• Intern Emerg Med · Feb 2014

    Review

    Diagnosing small bowel malabsorption: a review.

    • Cinzia Papadia, Antonio Di Sabatino, Gino Roberto Corazza, and Alastair Forbes.
    • Gastroenterology Unit, Parma University Hospital, Via Gramsci 14, 43100, Parma, Italy, cpapadia@ao.pr.it.
    • Intern Emerg Med. 2014 Feb 1; 9 (1): 3-8.
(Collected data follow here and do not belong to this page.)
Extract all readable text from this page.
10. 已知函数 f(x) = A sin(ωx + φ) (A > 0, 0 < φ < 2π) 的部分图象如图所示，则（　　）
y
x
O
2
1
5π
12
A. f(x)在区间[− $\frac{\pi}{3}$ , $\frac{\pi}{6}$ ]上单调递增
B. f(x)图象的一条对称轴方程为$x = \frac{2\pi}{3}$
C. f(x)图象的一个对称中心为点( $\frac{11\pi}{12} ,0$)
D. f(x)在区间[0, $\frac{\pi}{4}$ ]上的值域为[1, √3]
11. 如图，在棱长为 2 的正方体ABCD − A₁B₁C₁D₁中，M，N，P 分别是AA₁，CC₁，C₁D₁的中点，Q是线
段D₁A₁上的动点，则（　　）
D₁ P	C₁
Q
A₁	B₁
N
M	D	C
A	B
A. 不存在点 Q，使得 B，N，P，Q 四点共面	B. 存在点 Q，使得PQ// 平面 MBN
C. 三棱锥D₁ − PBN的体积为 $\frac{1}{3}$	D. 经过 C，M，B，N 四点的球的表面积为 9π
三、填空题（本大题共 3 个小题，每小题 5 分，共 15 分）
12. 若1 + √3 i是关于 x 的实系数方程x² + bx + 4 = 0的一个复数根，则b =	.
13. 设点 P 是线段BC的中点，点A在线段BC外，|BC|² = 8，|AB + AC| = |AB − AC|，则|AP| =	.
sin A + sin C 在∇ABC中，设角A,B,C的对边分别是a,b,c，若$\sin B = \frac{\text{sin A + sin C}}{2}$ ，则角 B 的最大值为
    AbstractMalabsorption encompasses dysfunctions occurring during the digestion and absorption of nutrients. A small proportion of patients presents with chronic diarrhoea. A clinical history supportive of malabsorption may guide investigations toward either the small bowel or pancreas. Serological testing for coeliac disease will determine most cases without invasive investigations. In the clinical context of persisting weight loss and malnutrition, small bowel enteropathy may be investigated with small intestinal biopsies. Small bowel absorptive capacity and permeability might be measured by oral sugar-mix ingestion. Further, approaches to the investigation of malabsorption might also involve the detection in faeces of a substance that has not been absorbed. A variation of the latter is the use of breath testing which relies on the breakdown of the malabsorbed test substance by colonic flora. Measurement of protein absorption is difficult and unreliable; it is, therefore, rarely advocated in clinical settings. No single biological marker confirming a diagnosis of small bowel malabsorption or small bowel integrity is presently available in clinical practice. Plasma citrulline concentration, an amino acid not incorporated into endogenous or exogenous proteins, has been extensively used in research studies and supportive results are establishing its concentration as a reliable quantitative biomarker of enterocyte absorptive capacity.